Prima che diventasse un santino

“Don A’, stavolta può anticipare l’invio di abat jour di qualche giorno?”: è la Segretaria di redazione che telefona. Anticipare… e come no? Sicuro, anticipo di qualche giorno. Bene. Benissimo. Basta che dia una sbirciatina ai miei impegni di vecchio bacucco, e prendo atto con gioia che questo mi obbliga a scrivere domenica 28 ottobre. Come dire: nell’anniversario dell’elezione di Angelo Giuseppe Roncalli a Papa, con il nome di Giovanni XXIII.

Noi che lo conoscemmo prima che diventasse un santino. Noi che lo conoscemmo quando ancora eravamo fortemente prevenuti, in negativo, nei suoi confronti. Ci conquistò. E per noi che lo conoscemmo prima che diventasse un santino, le sue battute furono e rimangono sempre cariche di saggezza e di fede.

La sua prima uscita dal Vaticano ebbe come meta S. Giovanni in Laterano, che è la cattedrale della diocesi di Roma. Ricordandosi di essere innanzitutto vescovo di Roma, ripristinò un rito che non si svolgeva da tempo: ne prese possesso il 23 novembre. Fu il primo incontro con la città. La voce si sparse in un baleno, le strade che da S. Pietro portano a S. Giovanni in un attimo furono piene di gente che gridava, agitava le mani, si inginocchiava ai lati della sua automobile che per forza di cose doveva andare piano. Arrivò in ritardo. Arriverà spesso in ritardo. Con Pio XII non capitava mai: se la funzione papale era fissata per le 11, sull’undicesimo tocco dell’orologio di S. Pietro si apriva la porta e appariva il Papa. Per Papa Giovani le 11 erano “verso le 11”.

Non ci fu tempo, quel giorno, per venire al Romano maggiore, ma qualche giorno dopo lui tornò, venne da noi, ci parlò senza faccia a faccia. “Santità, c’è differenza fra Roma e Venezia?”. Si strinse nella spalle: “Bah! Canali qui e canali lì, dell’acqua lì e Dell’Acqua qui”: aveva sulla destra il card. Canali, sulla sinistra il sostituto alla Segreteria di Stato mons. Dell’Acqua.

Era una battuta. Anche, ma prima ancora era la proiezione di una fede profondissima e semplice. Quando gli baciai la mano: “Ah! Lei è di Gubbio” (glielo aveva detto il rettore Pascoli, che ci presentava uno a uno)… “Gubbio, il lupo”: ovviamente la cosa più ovvia, a Roma come a Quito (El Lobo) o a Washington (The Wolf), ma a me, mentre gli baciavo l’anello, tremavano e gambe.

“Cari figlioli, sapete che vi dico? Vi dico che le prime notti dopo la mia elezione a Papa non riuscivo a dormire. Adesso ci riesco, perché mi sono detto: ma chi sono io, in fondo? Sono il Vicario di Cristo! Allora facciamo così: il Vicario alla Chiesa ci pensa di giorno, di notte ci pensa il Titolare e il Vicario dorme! È così che ho ripreso sonno”.

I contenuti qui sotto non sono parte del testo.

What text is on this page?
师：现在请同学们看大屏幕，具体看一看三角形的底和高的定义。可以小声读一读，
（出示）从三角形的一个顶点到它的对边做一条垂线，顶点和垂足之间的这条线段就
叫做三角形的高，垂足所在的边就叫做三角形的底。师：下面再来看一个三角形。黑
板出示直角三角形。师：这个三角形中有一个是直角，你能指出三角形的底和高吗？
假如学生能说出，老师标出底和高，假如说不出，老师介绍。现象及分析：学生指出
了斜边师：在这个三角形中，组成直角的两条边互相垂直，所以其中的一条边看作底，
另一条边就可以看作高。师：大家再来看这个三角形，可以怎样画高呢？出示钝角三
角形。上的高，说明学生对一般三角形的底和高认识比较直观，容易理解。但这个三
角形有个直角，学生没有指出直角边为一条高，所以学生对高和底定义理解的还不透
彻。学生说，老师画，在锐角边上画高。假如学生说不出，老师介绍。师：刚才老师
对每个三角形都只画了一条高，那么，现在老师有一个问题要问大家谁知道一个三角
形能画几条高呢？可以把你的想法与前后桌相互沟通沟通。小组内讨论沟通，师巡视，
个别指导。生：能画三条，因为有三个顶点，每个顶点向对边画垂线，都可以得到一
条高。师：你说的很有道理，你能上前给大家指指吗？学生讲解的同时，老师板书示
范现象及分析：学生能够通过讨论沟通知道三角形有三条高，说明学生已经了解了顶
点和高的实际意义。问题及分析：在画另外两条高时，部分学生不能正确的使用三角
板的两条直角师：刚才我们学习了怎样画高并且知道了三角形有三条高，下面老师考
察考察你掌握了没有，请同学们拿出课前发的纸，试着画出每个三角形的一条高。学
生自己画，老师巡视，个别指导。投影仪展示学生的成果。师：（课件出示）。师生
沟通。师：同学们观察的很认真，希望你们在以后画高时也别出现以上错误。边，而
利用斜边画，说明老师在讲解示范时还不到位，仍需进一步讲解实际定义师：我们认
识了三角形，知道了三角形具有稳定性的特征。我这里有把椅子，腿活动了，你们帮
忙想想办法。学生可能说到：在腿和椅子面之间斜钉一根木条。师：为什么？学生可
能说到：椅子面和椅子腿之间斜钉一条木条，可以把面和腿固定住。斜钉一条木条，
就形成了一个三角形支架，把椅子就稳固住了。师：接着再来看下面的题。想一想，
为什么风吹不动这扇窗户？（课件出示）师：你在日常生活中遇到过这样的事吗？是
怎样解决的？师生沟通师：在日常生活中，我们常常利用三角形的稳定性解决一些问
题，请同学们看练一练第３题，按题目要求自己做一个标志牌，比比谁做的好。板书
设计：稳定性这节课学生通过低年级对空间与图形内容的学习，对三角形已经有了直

Era una battuta. Anche, ma prima ancora era la proiezione di una fede profondissima e semplice.

AUTORE: Angelo M. Fanucci

1 COMMENT

  1. Un grazie sentito all’autore di abatjour per la sua preziosa presenza alla ” La Voce “da parte nostra e penso da parte di tutti coloro che lo ascoltano per l’aiuto concreto che forse inconsapevolmente ci dona.